Nau mai, haere mai, welcome to eyeCONTACT, a forum built to encourage art reviews and critical discussion about the visual culture of Aotearoa New Zealand. I'm John Hurrell its editor, a New Zealand writer, artist and curator. While Creative New Zealand and other supporters are generously paying me and other contributors to review exhibitions over the following year, all expressed opinions are entirely our own.

Monday, April 7, 2008

Inscribing, pretending not to inscribe, or inscribing nothing


Six Man Stand Up Tent (FIN)



(Clockwise, six titles as follows) Mt Pirongia. LA. Way out in the black-blocks possuming with Crumpy. Night Fell. After a few drinks it was decided we should have sex (Song for Billy and Kyle). "Am I hurting you Barry?" I proffered. "Na mate, she's beaut" (Avery's Peak)



View to Lion Rock. G3 (Boy Named Sue)



FIN



G1 (The Peria)


Andrew Barber, Six man stand up tent: a tale of redemption. Real men were homos
Gambia Castle, Auckland
28 March - 19 April 2008

When you visit a municipal art museum, do you read the label before you examine an artwork, or do you scrutinize the art object first, and then read the wall text? Or else, do you just ignore the wall labels altogether? Or on the other hand, maybe you prefer to forget the art. Perhaps the labels are all you look at?

What about artworks in general? What if you are reading an illustrated art magazine? Are the titles crucial for you, or do you study the objects first to determine their possible logic - and then ponder their titles?

This group of Andrew Barber paintings at Gambia Castle seems to provide a tongue-in-cheek satire of lengthy Australian art titles of the mid-eighties, like those of Dale Frank or Mike Parr. Preoccupied with male homosexuality and erections, his own titles do not seem to be serious.

If they are not, then neither are the paintings. One contaminates the other. However let’s assume both are dead straight – extremely serious – and about labels and titling, and their relationship to painting and mental imaging.

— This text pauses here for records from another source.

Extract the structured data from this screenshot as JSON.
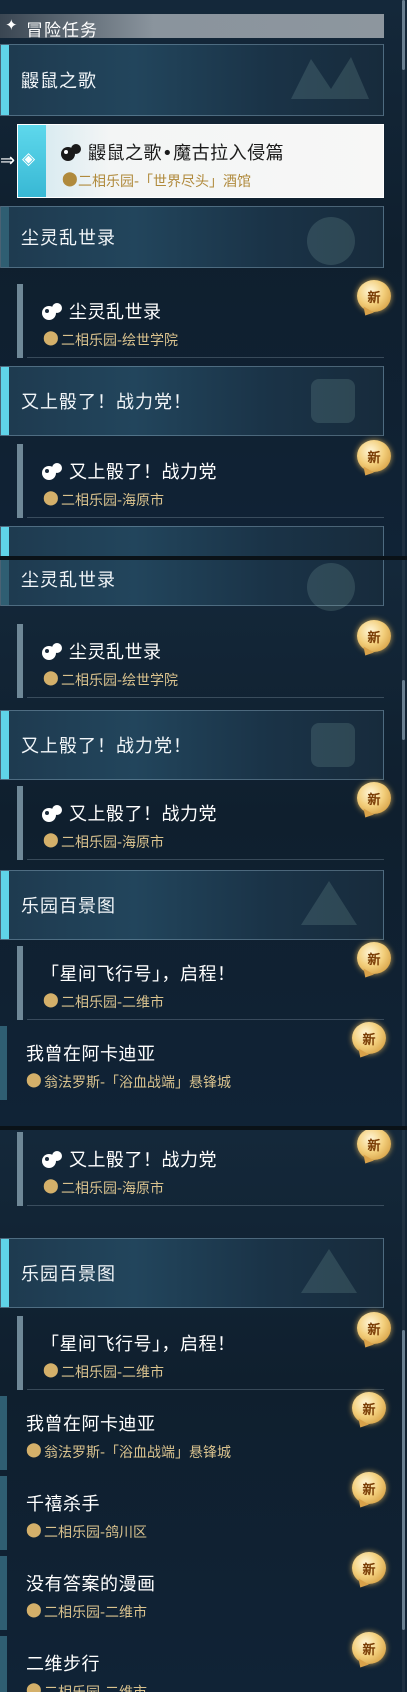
{
  "header": {
    "icon": "sparkle-diamond-icon",
    "title": "冒险任务"
  },
  "badge_label": "新",
  "colors": {
    "accent": "#5fd3e8",
    "location": "#d9c28e",
    "badge": "#f3cf7c"
  },
  "panel1": {
    "cat_mole": "鼹鼠之歌",
    "selected": {
      "title": "鼹鼠之歌•魔古拉入侵篇",
      "location": "二相乐园-「世界尽头」酒馆"
    },
    "cat_dust": "尘灵乱世录",
    "item_dust": {
      "title": "尘灵乱世录",
      "location": "二相乐园-绘世学院"
    },
    "cat_dice": "又上骰了！战力党！",
    "item_dice": {
      "title": "又上骰了！战力党",
      "location": "二相乐园-海原市"
    }
  },
  "panel2": {
    "cat_dust": "尘灵乱世录",
    "item_dust": {
      "title": "尘灵乱世录",
      "location": "二相乐园-绘世学院"
    },
    "cat_dice": "又上骰了！战力党！",
    "item_dice": {
      "title": "又上骰了！战力党",
      "location": "二相乐园-海原市"
    },
    "cat_park": "乐园百景图",
    "item_star": {
      "title": "「星间飞行号」，启程！",
      "location": "二相乐园-二维市"
    },
    "item_arc": {
      "title": "我曾在阿卡迪亚",
      "location": "翁法罗斯-「浴血战端」悬锋城"
    }
  },
  "panel3": {
    "item_dice": {
      "title": "又上骰了！战力党",
      "location": "二相乐园-海原市"
    },
    "cat_park": "乐园百景图",
    "item_star": {
      "title": "「星间飞行号」，启程！",
      "location": "二相乐园-二维市"
    },
    "item_arc": {
      "title": "我曾在阿卡迪亚",
      "location": "翁法罗斯-「浴血战端」悬锋城"
    },
    "item_killer": {
      "title": "千禧杀手",
      "location": "二相乐园-鸽川区"
    },
    "item_comic": {
      "title": "没有答案的漫画",
      "location": "二相乐园-二维市"
    },
    "item_walk": {
      "title": "二维步行",
      "location": "二相乐园-二维市"
    }
  }
}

Paintings that are evenly coated monochromes, or else obliterated images hidden under dark painted layers.

There are two sorts of canvas – linen or denim – primed with gesso, that are covered with raw umber (maybe mixed with a pinch of black) of varying density. Sometimes horizon lines and underpainting can be detected, often the paint is applied with circular movements of the brush, and occasionally copious brush hairs are deliberately left in the paint.

Like the artist Robert Ryman, Barber puts in decoys. Ryman is often mistakenly thought of as being obsessed with white paint, but in fact his work is about a lot of things, including huge signatures and clamps holding supports on to a stretcher. Like Ryman, Barber uses humour – but something else drives the work.

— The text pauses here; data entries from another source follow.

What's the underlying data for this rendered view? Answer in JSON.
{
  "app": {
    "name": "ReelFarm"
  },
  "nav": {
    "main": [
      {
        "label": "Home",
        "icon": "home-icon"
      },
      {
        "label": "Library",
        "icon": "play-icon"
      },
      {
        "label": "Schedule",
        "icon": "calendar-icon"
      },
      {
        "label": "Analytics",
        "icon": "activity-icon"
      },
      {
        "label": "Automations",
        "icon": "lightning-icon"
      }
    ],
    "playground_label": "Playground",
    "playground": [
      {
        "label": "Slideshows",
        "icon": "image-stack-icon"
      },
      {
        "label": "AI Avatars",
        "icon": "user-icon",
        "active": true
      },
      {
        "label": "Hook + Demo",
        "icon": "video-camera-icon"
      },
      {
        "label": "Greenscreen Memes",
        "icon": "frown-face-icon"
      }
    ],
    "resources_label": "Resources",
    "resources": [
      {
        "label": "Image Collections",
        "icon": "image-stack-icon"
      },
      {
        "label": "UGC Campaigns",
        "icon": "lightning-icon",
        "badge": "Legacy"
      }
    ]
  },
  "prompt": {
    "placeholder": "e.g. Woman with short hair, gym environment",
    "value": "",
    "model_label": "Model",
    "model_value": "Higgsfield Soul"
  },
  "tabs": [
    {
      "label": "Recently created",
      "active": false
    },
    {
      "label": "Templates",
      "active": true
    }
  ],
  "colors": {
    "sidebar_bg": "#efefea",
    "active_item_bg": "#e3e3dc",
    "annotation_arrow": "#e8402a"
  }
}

Most obviously, Barber is playing with mental pictures within the viewer’s imagination - like say Lawrence Weiner’s bracketed texts, Robert Rauschenberg’s telegrammed ‘Portrait of Iris Clert’, or Michael Craig Martin’s ‘Oak Tree,’ which is a glass of water on a shelf. You match words against painted canvas to try and figure out what the canvas hides, what the words reveal, if Barber is kidding or bluffing - and if that matters. Was any image ever there? Is the entitled activity really happening under painted cover of darkness


Art meets Science



Portrait of Iris Clert



An Oak Tree


It is interesting to compare these mischievous Barber works with Ed Ruscha’s paintings of 1996-7 that he exhibited in the 47th Venice Biennale. These works are sentences with their words blocked out, written over dark fields. Later he moved to landscapes also mixed with overlaid obliterated sentences, and made lithographs. The titles tell you the words you can pop into the individual rectangles, one at a time in sequence.


Be Careful Else We Be Banging On You, You Hear Me?



You Will eat Hot Lead



Noose Around Your Neck



A Columbian Necklace For You



A Columbian Necklace For You

The Barber paintings are Ruscha paintings flipped over as method. He gives you words (as Ruscha does) in the titles, but with no floating rectangles as their painted surrogate, only ‘blank’ dark canvases. Ruscha in 1996 blocked out images and text. Barber here blocks out images without painting on any clues to the titles – except for half a rendered text obscured horizontally in the first painting. He moves towards Foucault’s writings on Magritte in ‘This is not a Pipe,’ but doesn’t articulate a discussion about representation. Only that implied within brush marks, underpainting, painted edges and types of canvas. No written, painted words.